Я вспоминаю свой дворец Холируд, когда мы с Дарнли только что поженились. Через несколько недель я обнаружила, что прекрасный юноша, в которого я влюбилась, был грязным мальчишкой, вся прелесть которого таилась лишь в обличье. Как только мы поженились, он дал мне увидеть то, о чем знали все кругом: что он был пьяницей и содомитом, которого жгло властолюбие, и хотел отстранить меня от власти и захватить ее в качестве короля-консорта.
Я приписывала свое отвращение к нему тому, что открыла, что за человек он оказался; но правда была хуже – много хуже.

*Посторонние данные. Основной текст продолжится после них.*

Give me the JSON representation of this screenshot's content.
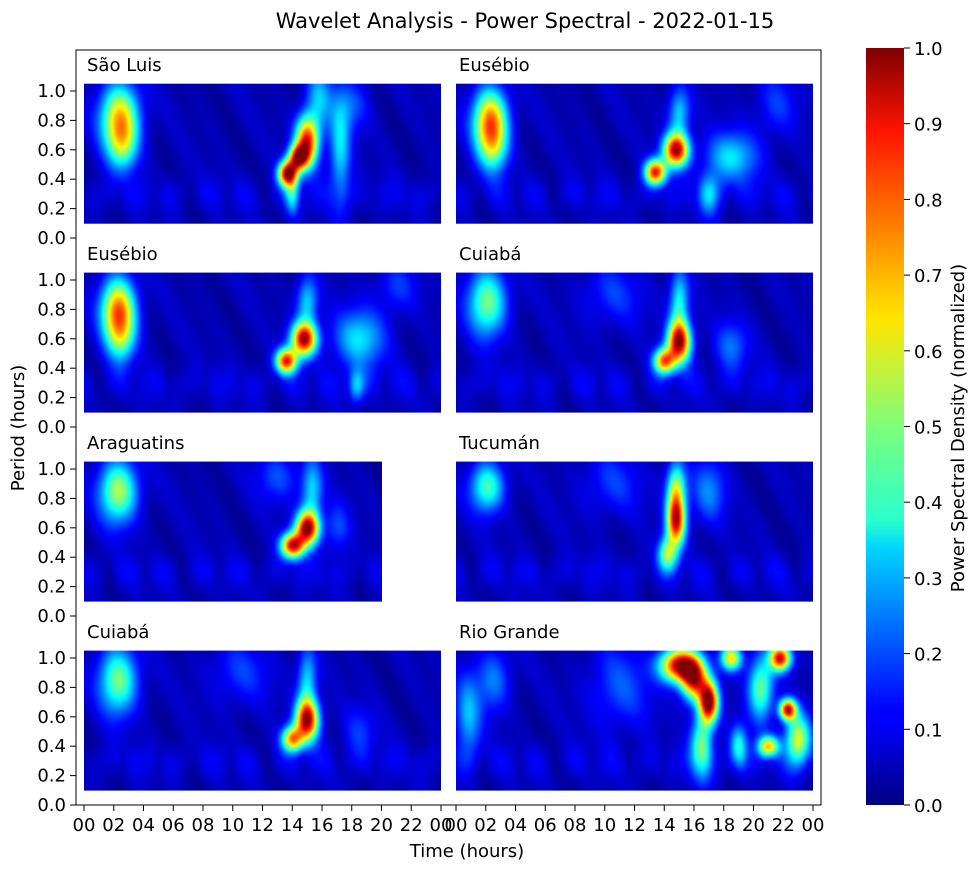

Я помню, как Ботвелл появился при дворе в Холируде, как убогие дамы и неприглядные мужчины моего шотландского двора расступились, чтобы дать ему дорогу, как всегда расступались все перед Ботвеллом, который шел вперед – без улыбки, могучий, возвышаясь плечами и головой над всеми вокруг. Кто-то зашипел от отвращения, кто-то вышел, хлопнув дверью, а трое мужчин отступили, хватаясь за пояса, где должны были висеть их мечи, и я, вместо того чтобы разгневаться на неуважение, просто затаила дыхание от запаха мужчины, который, по крайней мере, был мужчиной, но не наполовину крестьянином, как эти шотландские лорды, и не девочкой наполовину, как мой легковесный муж; но мужчиной, который мог смотреть королю в лицо, мужчиной, как мой свекор, король Франции, который знал, что он в комнате – величайший, кто бы еще рядом с ним ни был.

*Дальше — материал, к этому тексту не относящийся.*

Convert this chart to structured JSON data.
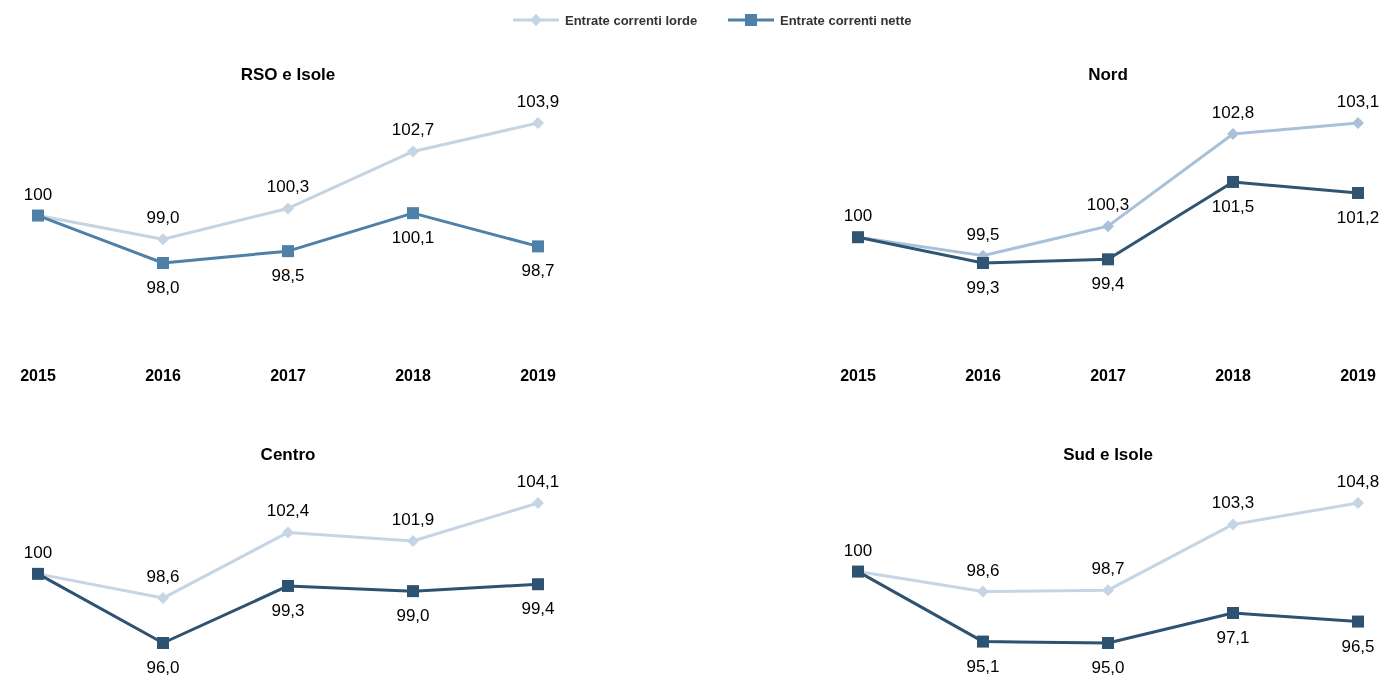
{
  "chart_data": [
    {
      "type": "line",
      "title": "RSO e Isole",
      "categories": [
        "2015",
        "2016",
        "2017",
        "2018",
        "2019"
      ],
      "legend": "top",
      "tick_labels": "x",
      "series": [
        {
          "name": "Entrate correnti lorde",
          "color": "#c4d4e3",
          "marker": "diamond",
          "values": [
            100,
            99.0,
            100.3,
            102.7,
            103.9
          ],
          "value_labels": [
            "100",
            "99,0",
            "100,3",
            "102,7",
            "103,9"
          ]
        },
        {
          "name": "Entrate correnti nette",
          "color": "#4f81a8",
          "marker": "square",
          "values": [
            100,
            98.0,
            98.5,
            100.1,
            98.7
          ],
          "value_labels": [
            null,
            "98,0",
            "98,5",
            "100,1",
            "98,7"
          ]
        }
      ]
    },
    {
      "type": "line",
      "title": "Nord",
      "categories": [
        "2015",
        "2016",
        "2017",
        "2018",
        "2019"
      ],
      "tick_labels": "x",
      "series": [
        {
          "color": "#a9c0d9",
          "marker": "diamond",
          "values": [
            100,
            99.5,
            100.3,
            102.8,
            103.1
          ],
          "value_labels": [
            "100",
            "99,5",
            "100,3",
            "102,8",
            "103,1"
          ]
        },
        {
          "color": "#2f5573",
          "marker": "square",
          "values": [
            100,
            99.3,
            99.4,
            101.5,
            101.2
          ],
          "value_labels": [
            null,
            "99,3",
            "99,4",
            "101,5",
            "101,2"
          ]
        }
      ]
    },
    {
      "type": "line",
      "title": "Centro",
      "categories": [
        null,
        null,
        null,
        null,
        null
      ],
      "tick_labels": false,
      "series": [
        {
          "color": "#c6d5e5",
          "marker": "diamond",
          "values": [
            100,
            98.6,
            102.4,
            101.9,
            104.1
          ],
          "value_labels": [
            "100",
            "98,6",
            "102,4",
            "101,9",
            "104,1"
          ]
        },
        {
          "color": "#2d5272",
          "marker": "square",
          "values": [
            100,
            96.0,
            99.3,
            99.0,
            99.4
          ],
          "value_labels": [
            null,
            "96,0",
            "99,3",
            "99,0",
            "99,4"
          ]
        }
      ]
    },
    {
      "type": "line",
      "title": "Sud e Isole",
      "categories": [
        null,
        null,
        null,
        null,
        null
      ],
      "tick_labels": false,
      "series": [
        {
          "color": "#c6d5e5",
          "marker": "diamond",
          "values": [
            100,
            98.6,
            98.7,
            103.3,
            104.8
          ],
          "value_labels": [
            "100",
            "98,6",
            "98,7",
            "103,3",
            "104,8"
          ]
        },
        {
          "color": "#2d5272",
          "marker": "square",
          "values": [
            100,
            95.1,
            95.0,
            97.1,
            96.5
          ],
          "value_labels": [
            null,
            "95,1",
            "95,0",
            "97,1",
            "96,5"
          ]
        }
      ]
    }
  ]
}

Я увидела его и захотела. Вот так просто и грешно. Я увидела его и поняла, что он может удержать для меня этот трон, разбить льстивых предателей, противостоять Джону Ноксу и тем, кто ненавидит меня, собрать воинственных лордов воедино, приказать, чтобы Франция выплачивала мое содержание, защитить меня от Англии и сделать меня здешней королевой. Никто больше не мог этого сделать. Больше они никого не боялись. И потому я никого, кроме него, не хотела. Он единственный мог меня уберечь, спасти меня от этих варваров. Он сам дикарь, он может ими править. Я смотрела на него и знала, что он тот, кто проведет меня к моей судьбе. С ним я буду повелевать Шотландией, с ним могу вторгнуться в Англию.
Понимает ли он это в ту минуту, когда видит меня, сдержанную и прекрасную, на троне? Я не так глупа, чтобы мое желание отразилось на лице. Я спокойно смотрю на него, киваю и замечаю, что моя мать верила ему больше, чем прочим лордам, и он честно служил ей. Он знает, что, пока я так взвешенно говорю, сердце мое колотится под платьем, а тело в тревоге покрывается испариной?
Я не знаю, не узнала и потом, и теперь не знаю. Он мне так и не сказал, даже когда мы стали любовниками и шептались по ночам, он не говорит, а когда я спрашиваю, лениво смеется и отвечает:
– Между мужчиной и девицей…
– Да какая из меня девица, – говорю я.
– Куда хуже, – отзывается он. – Мужняя жена, многомужняя жена и королева.
– Так ты знал, что я тебя хочу?
– Милая, я знал, что ты женщина, а значит, точно кого-нибудь захочешь.
– Но ты знал, что тебя?
– А кто еще там был?
– Не скажешь?
– Ты сидела, вжавшись в трон, отчаянно хотела помощи. Кто-то должен был тебя похитить и силой женить на себе. Ты походила на птичку, которая ждет сети. И вот он я, жаждущий богатства и положения, и возможности свести кое-какие старые счеты, и править Шотландией. Скажешь, мы не были созданы друг для друга?
– Ты меня не любишь? Ты меня никогда не любил?
Он обнимает меня, притягивает к себе, и его губы накрывают мои.
– Вовсе нет. Вовсе нет, французская ты шлюха, лиса ненаглядная моя, только моя.
– Нет, – произношу я, когда он наваливается на меня.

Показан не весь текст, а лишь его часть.